If an enthusiast is interested in something better, something interesting, something like, say—an Ecoboost Mustang coupe with stick, performance pack, and non-black interior.   Or a 6-cylinder front-wheel-drive Chrysler 200 with a non-black interior, or a 1.4T Jeep Renegade with steelies, 4×4, and stick, or an absolute base-model Fiat 500X 1.4T with stick and front-drive…I could go on, but unless they’re lucky, the enthusiast will not be able to test-drive any of these examples (all of which, according to automaker websites, are obtainable).

Who is going to make the $50k leap on buying a stick Chevy SS when they’ve never had a chance to drive one?  What about the $40k leap on a BMW 228i coupe with stick (late edit: most recent R&T says BMW “lost their way” with the 228i—sounds like it’s not even an option worth considering anyway)?  The point is, it’s a tough sell to get a consumer to throw all that cash at something they can’t see or touch before they’re stuck with it.

This creates a cyclical effect, where STEP 1) makers produce a performance trim level/option package, STEP 2) dealers don’t buy it because it doesn’t suit the mainstream, STEP 3) enthusiast customers can’t see it and touch it so they don’t buy it, STEP 4) the maker stops building it, and then STEP 5) enthusiast consumers cry out that the maker doesn’t build any exciting cars.

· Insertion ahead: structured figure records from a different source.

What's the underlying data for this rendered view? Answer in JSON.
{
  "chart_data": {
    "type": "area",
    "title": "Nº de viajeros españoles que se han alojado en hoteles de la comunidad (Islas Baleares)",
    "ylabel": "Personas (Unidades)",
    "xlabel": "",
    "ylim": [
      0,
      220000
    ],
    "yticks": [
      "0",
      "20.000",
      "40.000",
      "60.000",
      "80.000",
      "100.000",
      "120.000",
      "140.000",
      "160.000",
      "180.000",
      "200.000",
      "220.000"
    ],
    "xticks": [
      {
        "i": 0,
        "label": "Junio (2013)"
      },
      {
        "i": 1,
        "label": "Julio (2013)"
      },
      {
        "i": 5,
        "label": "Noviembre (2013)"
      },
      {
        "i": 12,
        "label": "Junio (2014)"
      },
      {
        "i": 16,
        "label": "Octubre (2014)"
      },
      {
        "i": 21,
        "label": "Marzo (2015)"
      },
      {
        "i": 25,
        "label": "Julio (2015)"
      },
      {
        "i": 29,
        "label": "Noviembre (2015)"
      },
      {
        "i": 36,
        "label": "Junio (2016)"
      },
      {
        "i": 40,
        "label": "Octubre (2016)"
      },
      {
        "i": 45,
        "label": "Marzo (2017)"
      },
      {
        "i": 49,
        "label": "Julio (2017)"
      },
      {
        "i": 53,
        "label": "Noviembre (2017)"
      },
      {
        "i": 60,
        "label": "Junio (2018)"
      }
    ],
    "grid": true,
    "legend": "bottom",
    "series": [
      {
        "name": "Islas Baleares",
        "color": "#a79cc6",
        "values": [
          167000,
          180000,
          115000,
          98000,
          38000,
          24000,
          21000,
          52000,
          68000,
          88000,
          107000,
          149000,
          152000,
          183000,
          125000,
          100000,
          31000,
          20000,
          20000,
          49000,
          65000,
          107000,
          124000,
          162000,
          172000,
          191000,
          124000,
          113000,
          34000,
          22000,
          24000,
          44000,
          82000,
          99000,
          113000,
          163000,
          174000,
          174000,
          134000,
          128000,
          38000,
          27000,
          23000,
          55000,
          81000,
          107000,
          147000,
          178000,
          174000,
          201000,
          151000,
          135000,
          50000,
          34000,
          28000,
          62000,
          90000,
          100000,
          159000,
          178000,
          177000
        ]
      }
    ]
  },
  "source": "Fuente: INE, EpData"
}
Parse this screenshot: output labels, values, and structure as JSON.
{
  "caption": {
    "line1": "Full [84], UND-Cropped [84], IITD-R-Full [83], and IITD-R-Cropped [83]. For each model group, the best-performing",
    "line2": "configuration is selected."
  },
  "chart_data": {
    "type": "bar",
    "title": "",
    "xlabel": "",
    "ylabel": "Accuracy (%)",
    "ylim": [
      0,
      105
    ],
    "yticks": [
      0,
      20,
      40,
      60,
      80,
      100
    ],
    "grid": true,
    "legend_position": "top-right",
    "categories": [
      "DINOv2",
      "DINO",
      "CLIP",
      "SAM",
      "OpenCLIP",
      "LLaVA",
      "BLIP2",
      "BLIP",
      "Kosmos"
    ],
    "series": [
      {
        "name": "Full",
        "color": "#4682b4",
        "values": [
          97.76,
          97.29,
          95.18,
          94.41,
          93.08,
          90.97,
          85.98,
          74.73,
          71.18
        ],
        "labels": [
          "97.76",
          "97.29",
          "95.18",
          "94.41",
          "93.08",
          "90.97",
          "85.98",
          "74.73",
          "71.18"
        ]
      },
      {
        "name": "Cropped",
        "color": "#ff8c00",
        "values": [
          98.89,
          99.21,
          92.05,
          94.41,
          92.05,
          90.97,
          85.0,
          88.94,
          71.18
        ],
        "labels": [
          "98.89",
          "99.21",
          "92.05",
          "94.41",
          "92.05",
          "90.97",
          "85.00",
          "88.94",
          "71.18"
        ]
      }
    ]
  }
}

In my mind, this cycle is what led Toyota to become the world’s top-selling automaker—after making such gems as the 2000GT and the Supra, the brand eventually shed all pretense of building anything interesting or innovative and instead focused on pushing as many keyfobs for staid, beige vehicles across dealer desks as possible.  Well, what’s wrong with that, you ask?

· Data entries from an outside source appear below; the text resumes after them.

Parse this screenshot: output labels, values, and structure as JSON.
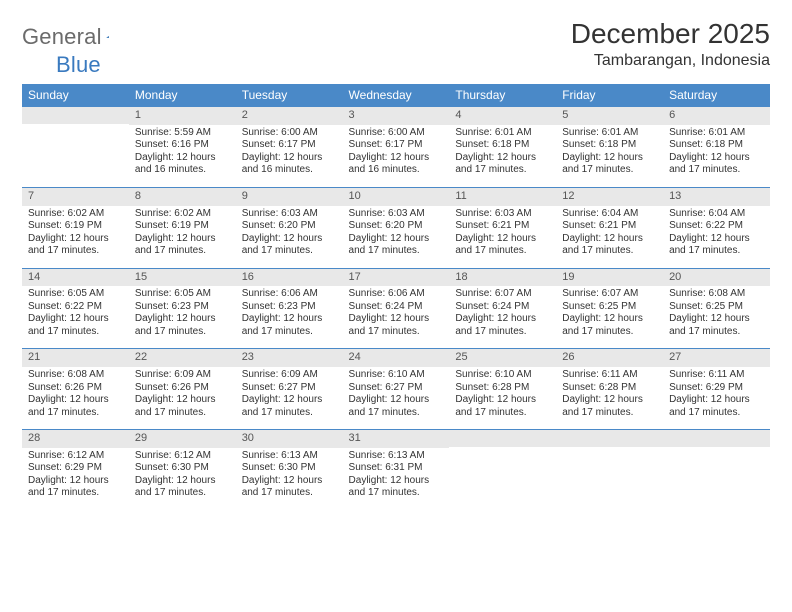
{
  "brand": {
    "part1": "General",
    "part2": "Blue"
  },
  "title": "December 2025",
  "location": "Tambarangan, Indonesia",
  "colors": {
    "header_bg": "#4a89c8",
    "header_text": "#ffffff",
    "daynum_bg": "#e8e8e8",
    "row_border": "#4a89c8",
    "text": "#333333",
    "logo_gray": "#6b6b6b",
    "logo_blue": "#3a7abf"
  },
  "weekdays": [
    "Sunday",
    "Monday",
    "Tuesday",
    "Wednesday",
    "Thursday",
    "Friday",
    "Saturday"
  ],
  "weeks": [
    [
      {
        "blank": true
      },
      {
        "day": "1",
        "sunrise": "Sunrise: 5:59 AM",
        "sunset": "Sunset: 6:16 PM",
        "daylight": "Daylight: 12 hours and 16 minutes."
      },
      {
        "day": "2",
        "sunrise": "Sunrise: 6:00 AM",
        "sunset": "Sunset: 6:17 PM",
        "daylight": "Daylight: 12 hours and 16 minutes."
      },
      {
        "day": "3",
        "sunrise": "Sunrise: 6:00 AM",
        "sunset": "Sunset: 6:17 PM",
        "daylight": "Daylight: 12 hours and 16 minutes."
      },
      {
        "day": "4",
        "sunrise": "Sunrise: 6:01 AM",
        "sunset": "Sunset: 6:18 PM",
        "daylight": "Daylight: 12 hours and 17 minutes."
      },
      {
        "day": "5",
        "sunrise": "Sunrise: 6:01 AM",
        "sunset": "Sunset: 6:18 PM",
        "daylight": "Daylight: 12 hours and 17 minutes."
      },
      {
        "day": "6",
        "sunrise": "Sunrise: 6:01 AM",
        "sunset": "Sunset: 6:18 PM",
        "daylight": "Daylight: 12 hours and 17 minutes."
      }
    ],
    [
      {
        "day": "7",
        "sunrise": "Sunrise: 6:02 AM",
        "sunset": "Sunset: 6:19 PM",
        "daylight": "Daylight: 12 hours and 17 minutes."
      },
      {
        "day": "8",
        "sunrise": "Sunrise: 6:02 AM",
        "sunset": "Sunset: 6:19 PM",
        "daylight": "Daylight: 12 hours and 17 minutes."
      },
      {
        "day": "9",
        "sunrise": "Sunrise: 6:03 AM",
        "sunset": "Sunset: 6:20 PM",
        "daylight": "Daylight: 12 hours and 17 minutes."
      },
      {
        "day": "10",
        "sunrise": "Sunrise: 6:03 AM",
        "sunset": "Sunset: 6:20 PM",
        "daylight": "Daylight: 12 hours and 17 minutes."
      },
      {
        "day": "11",
        "sunrise": "Sunrise: 6:03 AM",
        "sunset": "Sunset: 6:21 PM",
        "daylight": "Daylight: 12 hours and 17 minutes."
      },
      {
        "day": "12",
        "sunrise": "Sunrise: 6:04 AM",
        "sunset": "Sunset: 6:21 PM",
        "daylight": "Daylight: 12 hours and 17 minutes."
      },
      {
        "day": "13",
        "sunrise": "Sunrise: 6:04 AM",
        "sunset": "Sunset: 6:22 PM",
        "daylight": "Daylight: 12 hours and 17 minutes."
      }
    ],
    [
      {
        "day": "14",
        "sunrise": "Sunrise: 6:05 AM",
        "sunset": "Sunset: 6:22 PM",
        "daylight": "Daylight: 12 hours and 17 minutes."
      },
      {
        "day": "15",
        "sunrise": "Sunrise: 6:05 AM",
        "sunset": "Sunset: 6:23 PM",
        "daylight": "Daylight: 12 hours and 17 minutes."
      },
      {
        "day": "16",
        "sunrise": "Sunrise: 6:06 AM",
        "sunset": "Sunset: 6:23 PM",
        "daylight": "Daylight: 12 hours and 17 minutes."
      },
      {
        "day": "17",
        "sunrise": "Sunrise: 6:06 AM",
        "sunset": "Sunset: 6:24 PM",
        "daylight": "Daylight: 12 hours and 17 minutes."
      },
      {
        "day": "18",
        "sunrise": "Sunrise: 6:07 AM",
        "sunset": "Sunset: 6:24 PM",
        "daylight": "Daylight: 12 hours and 17 minutes."
      },
      {
        "day": "19",
        "sunrise": "Sunrise: 6:07 AM",
        "sunset": "Sunset: 6:25 PM",
        "daylight": "Daylight: 12 hours and 17 minutes."
      },
      {
        "day": "20",
        "sunrise": "Sunrise: 6:08 AM",
        "sunset": "Sunset: 6:25 PM",
        "daylight": "Daylight: 12 hours and 17 minutes."
      }
    ],
    [
      {
        "day": "21",
        "sunrise": "Sunrise: 6:08 AM",
        "sunset": "Sunset: 6:26 PM",
        "daylight": "Daylight: 12 hours and 17 minutes."
      },
      {
        "day": "22",
        "sunrise": "Sunrise: 6:09 AM",
        "sunset": "Sunset: 6:26 PM",
        "daylight": "Daylight: 12 hours and 17 minutes."
      },
      {
        "day": "23",
        "sunrise": "Sunrise: 6:09 AM",
        "sunset": "Sunset: 6:27 PM",
        "daylight": "Daylight: 12 hours and 17 minutes."
      },
      {
        "day": "24",
        "sunrise": "Sunrise: 6:10 AM",
        "sunset": "Sunset: 6:27 PM",
        "daylight": "Daylight: 12 hours and 17 minutes."
      },
      {
        "day": "25",
        "sunrise": "Sunrise: 6:10 AM",
        "sunset": "Sunset: 6:28 PM",
        "daylight": "Daylight: 12 hours and 17 minutes."
      },
      {
        "day": "26",
        "sunrise": "Sunrise: 6:11 AM",
        "sunset": "Sunset: 6:28 PM",
        "daylight": "Daylight: 12 hours and 17 minutes."
      },
      {
        "day": "27",
        "sunrise": "Sunrise: 6:11 AM",
        "sunset": "Sunset: 6:29 PM",
        "daylight": "Daylight: 12 hours and 17 minutes."
      }
    ],
    [
      {
        "day": "28",
        "sunrise": "Sunrise: 6:12 AM",
        "sunset": "Sunset: 6:29 PM",
        "daylight": "Daylight: 12 hours and 17 minutes."
      },
      {
        "day": "29",
        "sunrise": "Sunrise: 6:12 AM",
        "sunset": "Sunset: 6:30 PM",
        "daylight": "Daylight: 12 hours and 17 minutes."
      },
      {
        "day": "30",
        "sunrise": "Sunrise: 6:13 AM",
        "sunset": "Sunset: 6:30 PM",
        "daylight": "Daylight: 12 hours and 17 minutes."
      },
      {
        "day": "31",
        "sunrise": "Sunrise: 6:13 AM",
        "sunset": "Sunset: 6:31 PM",
        "daylight": "Daylight: 12 hours and 17 minutes."
      },
      {
        "blank": true
      },
      {
        "blank": true
      },
      {
        "blank": true
      }
    ]
  ]
}
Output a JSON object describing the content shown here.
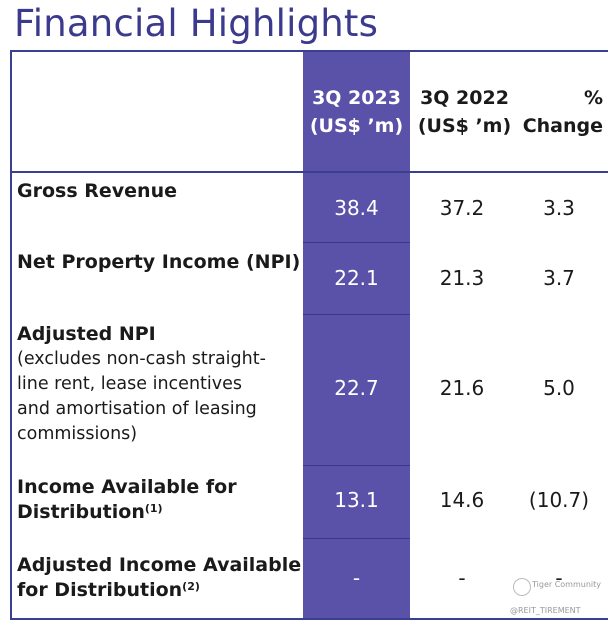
{
  "title": "Financial Highlights",
  "columns": {
    "current": {
      "line1": "3Q 2023",
      "line2": "(US$ ’m)"
    },
    "prior": {
      "line1": "3Q 2022",
      "line2": "(US$ ’m)"
    },
    "change": {
      "line1": "%",
      "line2": "Change"
    }
  },
  "rows": [
    {
      "label": "Gross Revenue",
      "current": "38.4",
      "prior": "37.2",
      "change": "3.3"
    },
    {
      "label": "Net Property Income (NPI)",
      "current": "22.1",
      "prior": "21.3",
      "change": "3.7"
    },
    {
      "label": "Adjusted NPI",
      "sub": [
        "(excludes non-cash straight-",
        "line rent, lease incentives",
        "and amortisation of leasing",
        "commissions)"
      ],
      "current": "22.7",
      "prior": "21.6",
      "change": "5.0"
    },
    {
      "label_line1": "Income Available for",
      "label_line2": "Distribution",
      "footnote": "(1)",
      "current": "13.1",
      "prior": "14.6",
      "change": "(10.7)"
    },
    {
      "label_line1": "Adjusted Income Available",
      "label_line2": "for Distribution",
      "footnote": "(2)",
      "current": "-",
      "prior": "-",
      "change": "-"
    }
  ],
  "watermark": {
    "line1": "Tiger Community",
    "line2": "@REIT_TIREMENT"
  },
  "colors": {
    "title": "#3c3a8c",
    "highlight_column": "#5a52a8",
    "rule": "#3b3f8f"
  }
}
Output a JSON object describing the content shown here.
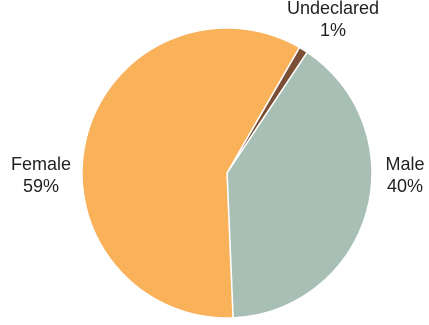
{
  "chart_data": {
    "type": "pie",
    "categories": [
      "Female",
      "Male",
      "Undeclared"
    ],
    "values": [
      59,
      40,
      1
    ],
    "value_labels": [
      "59%",
      "40%",
      "1%"
    ],
    "unit": "%",
    "start_angle_deg": 30,
    "direction": "clockwise",
    "legend": "none",
    "colors": [
      "#f9b15a",
      "#a8bfb5",
      "#7a4f36"
    ]
  }
}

I’ll tell you.  Part of building and selling cars is selling the consumer on a dream about getting something—not just anything, but a great BIG something that is significantly better than what that consumer has now.  Lately, Toyota is participating in the 24 Hours of Le Mans, collaborating with Subaru on the FRS/BRZ, whispering rumors to the press about a liaison with BMW, and overall trying desperately to inject themselves with an exciting viability.  Why are they doing this?  Because they realized that if they stopped trying to excite, and innovate, and push the envelope, and showcase the dream of better-ness (all things they essentially HAD stopped doing for a while in the mid-to-late 2000’s), eventually their engineering would become dull and passé.  All of those sales numbers they took for granted were suddenly in danger of disappearing because their products were teetering on the precipice between bland and inoffensive to downright non-competitive.  If that happened, they would no longer able to offer something any better than what the consumer already owned, and even their most shameless sycophants would begin to question them.  This very thing happened recently to Honda with the 2012 Civic—a great case in point, and perhaps another indicator that helped spur Toyota to act.

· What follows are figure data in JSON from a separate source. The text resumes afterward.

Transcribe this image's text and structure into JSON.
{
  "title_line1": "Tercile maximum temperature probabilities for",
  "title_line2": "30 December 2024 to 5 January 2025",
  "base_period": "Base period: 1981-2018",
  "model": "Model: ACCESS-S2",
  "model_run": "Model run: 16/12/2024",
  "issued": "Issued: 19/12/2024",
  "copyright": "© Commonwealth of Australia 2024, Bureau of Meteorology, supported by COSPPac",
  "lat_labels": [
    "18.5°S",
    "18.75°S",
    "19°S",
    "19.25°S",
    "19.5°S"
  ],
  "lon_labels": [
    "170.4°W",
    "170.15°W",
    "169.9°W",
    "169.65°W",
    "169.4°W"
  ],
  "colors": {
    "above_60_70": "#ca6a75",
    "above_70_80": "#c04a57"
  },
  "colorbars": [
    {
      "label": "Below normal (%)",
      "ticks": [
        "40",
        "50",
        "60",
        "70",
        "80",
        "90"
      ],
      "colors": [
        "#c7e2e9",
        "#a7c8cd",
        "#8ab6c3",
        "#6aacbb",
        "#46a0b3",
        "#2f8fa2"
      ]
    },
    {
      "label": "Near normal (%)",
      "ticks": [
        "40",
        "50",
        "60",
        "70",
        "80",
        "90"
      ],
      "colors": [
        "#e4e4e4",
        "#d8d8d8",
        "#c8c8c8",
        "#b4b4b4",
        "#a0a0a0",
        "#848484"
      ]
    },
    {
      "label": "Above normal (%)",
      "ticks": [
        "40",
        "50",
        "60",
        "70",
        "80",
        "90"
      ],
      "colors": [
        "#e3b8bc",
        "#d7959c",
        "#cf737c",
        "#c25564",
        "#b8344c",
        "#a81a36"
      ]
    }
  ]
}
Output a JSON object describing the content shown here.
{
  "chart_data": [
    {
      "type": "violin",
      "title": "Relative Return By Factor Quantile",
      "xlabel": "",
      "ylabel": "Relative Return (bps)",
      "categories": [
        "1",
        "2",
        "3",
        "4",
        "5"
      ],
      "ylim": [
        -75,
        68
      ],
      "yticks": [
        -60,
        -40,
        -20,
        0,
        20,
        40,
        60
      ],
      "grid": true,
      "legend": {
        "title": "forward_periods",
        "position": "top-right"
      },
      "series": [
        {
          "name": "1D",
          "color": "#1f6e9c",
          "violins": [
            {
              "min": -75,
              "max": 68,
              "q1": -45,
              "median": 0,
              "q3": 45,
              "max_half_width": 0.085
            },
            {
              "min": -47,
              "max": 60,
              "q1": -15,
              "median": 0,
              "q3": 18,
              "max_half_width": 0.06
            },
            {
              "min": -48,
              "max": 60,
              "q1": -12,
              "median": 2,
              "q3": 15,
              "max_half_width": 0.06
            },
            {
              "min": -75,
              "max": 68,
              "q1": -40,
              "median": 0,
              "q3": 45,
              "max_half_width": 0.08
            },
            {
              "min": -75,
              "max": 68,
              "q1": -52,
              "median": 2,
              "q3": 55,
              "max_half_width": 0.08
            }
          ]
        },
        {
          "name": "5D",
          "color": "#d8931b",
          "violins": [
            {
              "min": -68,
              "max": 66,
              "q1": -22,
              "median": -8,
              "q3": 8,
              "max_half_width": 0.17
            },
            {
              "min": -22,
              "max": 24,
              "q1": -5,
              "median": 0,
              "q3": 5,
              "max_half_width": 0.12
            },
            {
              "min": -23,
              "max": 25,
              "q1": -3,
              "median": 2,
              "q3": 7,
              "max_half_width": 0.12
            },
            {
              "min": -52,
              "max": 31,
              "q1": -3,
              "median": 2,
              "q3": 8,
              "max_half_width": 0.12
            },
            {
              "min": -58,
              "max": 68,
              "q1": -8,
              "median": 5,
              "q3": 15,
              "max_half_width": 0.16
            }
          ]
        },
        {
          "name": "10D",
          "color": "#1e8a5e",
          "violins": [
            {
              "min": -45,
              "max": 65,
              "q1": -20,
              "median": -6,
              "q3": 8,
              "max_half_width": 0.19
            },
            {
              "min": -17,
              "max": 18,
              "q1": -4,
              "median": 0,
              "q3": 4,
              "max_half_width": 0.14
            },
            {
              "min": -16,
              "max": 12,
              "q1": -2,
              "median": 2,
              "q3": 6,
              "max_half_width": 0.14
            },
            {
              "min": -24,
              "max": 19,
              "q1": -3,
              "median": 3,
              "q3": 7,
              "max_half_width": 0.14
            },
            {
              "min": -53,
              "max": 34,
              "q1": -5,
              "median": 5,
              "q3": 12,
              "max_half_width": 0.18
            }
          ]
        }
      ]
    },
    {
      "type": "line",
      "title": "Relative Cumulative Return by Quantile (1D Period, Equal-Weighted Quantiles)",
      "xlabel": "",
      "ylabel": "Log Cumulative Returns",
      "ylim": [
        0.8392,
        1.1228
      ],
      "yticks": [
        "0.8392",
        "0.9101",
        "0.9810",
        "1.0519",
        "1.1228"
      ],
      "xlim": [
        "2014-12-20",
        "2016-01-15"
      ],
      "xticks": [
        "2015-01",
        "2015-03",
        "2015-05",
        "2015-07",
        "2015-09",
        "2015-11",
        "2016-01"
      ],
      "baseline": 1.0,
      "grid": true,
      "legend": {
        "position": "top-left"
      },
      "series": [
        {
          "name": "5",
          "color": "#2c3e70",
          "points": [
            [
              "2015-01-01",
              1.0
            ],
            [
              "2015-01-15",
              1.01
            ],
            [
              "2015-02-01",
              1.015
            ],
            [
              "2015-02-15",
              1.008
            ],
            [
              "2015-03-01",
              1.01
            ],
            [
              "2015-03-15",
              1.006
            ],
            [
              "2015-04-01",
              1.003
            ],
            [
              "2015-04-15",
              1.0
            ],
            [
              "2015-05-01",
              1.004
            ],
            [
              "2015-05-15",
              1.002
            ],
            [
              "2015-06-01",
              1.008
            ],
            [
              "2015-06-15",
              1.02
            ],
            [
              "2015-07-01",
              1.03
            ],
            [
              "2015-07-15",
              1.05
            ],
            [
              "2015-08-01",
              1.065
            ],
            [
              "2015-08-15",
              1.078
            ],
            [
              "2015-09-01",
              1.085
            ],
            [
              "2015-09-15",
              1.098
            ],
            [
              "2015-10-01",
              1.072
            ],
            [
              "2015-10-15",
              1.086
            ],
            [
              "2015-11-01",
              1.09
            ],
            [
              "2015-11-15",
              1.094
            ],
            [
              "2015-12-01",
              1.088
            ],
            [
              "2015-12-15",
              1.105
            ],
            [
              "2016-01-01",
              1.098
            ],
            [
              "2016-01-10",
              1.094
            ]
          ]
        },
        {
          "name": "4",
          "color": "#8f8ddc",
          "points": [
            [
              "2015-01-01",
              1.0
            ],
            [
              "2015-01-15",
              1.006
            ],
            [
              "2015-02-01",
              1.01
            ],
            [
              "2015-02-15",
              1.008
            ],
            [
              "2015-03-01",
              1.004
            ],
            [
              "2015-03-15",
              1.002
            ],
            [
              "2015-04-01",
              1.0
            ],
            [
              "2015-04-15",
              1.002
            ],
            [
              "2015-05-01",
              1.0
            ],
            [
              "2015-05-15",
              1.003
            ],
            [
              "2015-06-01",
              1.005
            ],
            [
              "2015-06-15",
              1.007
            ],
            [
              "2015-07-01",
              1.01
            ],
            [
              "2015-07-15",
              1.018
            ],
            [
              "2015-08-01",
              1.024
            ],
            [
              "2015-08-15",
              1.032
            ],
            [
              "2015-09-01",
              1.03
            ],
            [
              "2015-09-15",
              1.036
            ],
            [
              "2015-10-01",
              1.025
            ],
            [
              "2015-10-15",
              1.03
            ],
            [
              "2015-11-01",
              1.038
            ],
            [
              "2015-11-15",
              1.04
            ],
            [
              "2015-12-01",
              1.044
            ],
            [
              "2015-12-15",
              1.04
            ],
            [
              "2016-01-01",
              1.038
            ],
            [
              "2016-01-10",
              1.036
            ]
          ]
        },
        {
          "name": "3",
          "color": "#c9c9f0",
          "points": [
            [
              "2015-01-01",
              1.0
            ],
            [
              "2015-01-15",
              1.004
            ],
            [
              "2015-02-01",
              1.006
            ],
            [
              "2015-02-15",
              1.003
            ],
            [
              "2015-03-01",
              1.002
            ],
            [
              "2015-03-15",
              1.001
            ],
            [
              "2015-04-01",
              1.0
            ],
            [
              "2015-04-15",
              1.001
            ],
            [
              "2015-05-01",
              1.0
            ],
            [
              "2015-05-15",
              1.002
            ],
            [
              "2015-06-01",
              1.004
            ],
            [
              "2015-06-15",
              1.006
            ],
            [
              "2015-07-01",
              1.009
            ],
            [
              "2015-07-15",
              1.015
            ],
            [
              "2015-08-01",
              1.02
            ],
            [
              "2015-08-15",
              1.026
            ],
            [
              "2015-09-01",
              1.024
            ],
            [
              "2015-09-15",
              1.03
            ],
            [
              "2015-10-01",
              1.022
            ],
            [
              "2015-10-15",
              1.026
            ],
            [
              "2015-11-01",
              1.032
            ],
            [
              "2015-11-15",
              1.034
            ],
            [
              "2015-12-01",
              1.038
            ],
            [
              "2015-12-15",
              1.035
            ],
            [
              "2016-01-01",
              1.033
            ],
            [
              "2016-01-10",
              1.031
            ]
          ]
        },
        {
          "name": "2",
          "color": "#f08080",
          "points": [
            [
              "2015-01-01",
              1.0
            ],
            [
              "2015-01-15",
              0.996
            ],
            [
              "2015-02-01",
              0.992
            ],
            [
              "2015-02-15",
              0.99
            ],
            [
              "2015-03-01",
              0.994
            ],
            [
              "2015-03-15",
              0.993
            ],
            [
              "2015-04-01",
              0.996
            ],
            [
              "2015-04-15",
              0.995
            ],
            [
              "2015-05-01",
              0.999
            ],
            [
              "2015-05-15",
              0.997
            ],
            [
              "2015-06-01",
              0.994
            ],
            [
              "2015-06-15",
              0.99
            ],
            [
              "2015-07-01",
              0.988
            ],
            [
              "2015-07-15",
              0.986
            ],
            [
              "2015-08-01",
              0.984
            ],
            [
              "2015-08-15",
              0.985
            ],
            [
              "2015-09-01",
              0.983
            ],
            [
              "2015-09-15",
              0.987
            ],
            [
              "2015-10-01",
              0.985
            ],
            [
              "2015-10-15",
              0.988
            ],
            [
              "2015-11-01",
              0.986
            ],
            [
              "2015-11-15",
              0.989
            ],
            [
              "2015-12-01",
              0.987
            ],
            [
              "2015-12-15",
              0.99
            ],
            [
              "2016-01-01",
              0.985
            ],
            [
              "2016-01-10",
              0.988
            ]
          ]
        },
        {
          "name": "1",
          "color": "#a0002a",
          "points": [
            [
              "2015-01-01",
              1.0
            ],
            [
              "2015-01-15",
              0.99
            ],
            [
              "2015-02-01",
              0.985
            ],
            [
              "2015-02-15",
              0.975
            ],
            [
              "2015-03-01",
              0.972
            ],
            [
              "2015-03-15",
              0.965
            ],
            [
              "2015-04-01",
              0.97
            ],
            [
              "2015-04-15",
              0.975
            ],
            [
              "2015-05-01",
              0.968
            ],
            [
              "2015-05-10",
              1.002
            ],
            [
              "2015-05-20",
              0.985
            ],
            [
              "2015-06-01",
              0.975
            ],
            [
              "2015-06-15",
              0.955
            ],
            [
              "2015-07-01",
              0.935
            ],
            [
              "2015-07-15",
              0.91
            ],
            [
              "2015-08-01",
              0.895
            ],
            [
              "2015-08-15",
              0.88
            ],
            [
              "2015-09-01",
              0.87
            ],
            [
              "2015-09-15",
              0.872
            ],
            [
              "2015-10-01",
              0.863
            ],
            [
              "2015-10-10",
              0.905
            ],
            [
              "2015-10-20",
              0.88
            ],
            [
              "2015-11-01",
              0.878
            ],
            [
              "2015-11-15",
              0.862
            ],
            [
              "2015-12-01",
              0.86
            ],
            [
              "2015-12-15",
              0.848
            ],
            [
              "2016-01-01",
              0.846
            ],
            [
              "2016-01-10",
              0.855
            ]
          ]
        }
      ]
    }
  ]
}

Enthusiast consumers are stuck with this vicious cycle, though, for two reasons.  First is the flawed, mass perception about car-buying—that it must be as fast a process as possible.  This forces a dealer to stock exactly what the lowest common denominator would want to act on and go home with that same day.  This is a doubly destructive practice, as it often saddles that customer with something other than exactly what they want, which leads to regret or anger about the purchase, which leads to a widespread culture of consumer distrust regarding dealers.  The second reason is the politically connected National Auto Dealers Association, which ironically lobbies lawmakers to pass legislation that maintains and reinforces this flawed status quo.  A prime example is NADA’s recent effort to shut down Tesla’s direct-sales model.  I do not mean to suggest that dealers are all evil money-grubbing middlemen, but rather that their incentives are flawed.  The clever manufacturer would provide some additional incentive for dealers to push enthusiast models.  After all, in the long run, the enthusiast models (and their owners) are what burnish the brand image.

Unfortunately, we’re not there yet.  So, sadly, like Calvin says, “Life is full of precluded possibilities.”  The wildebeests might be out there, but they might as well be in Africa as close as most enthusiasts will get to them.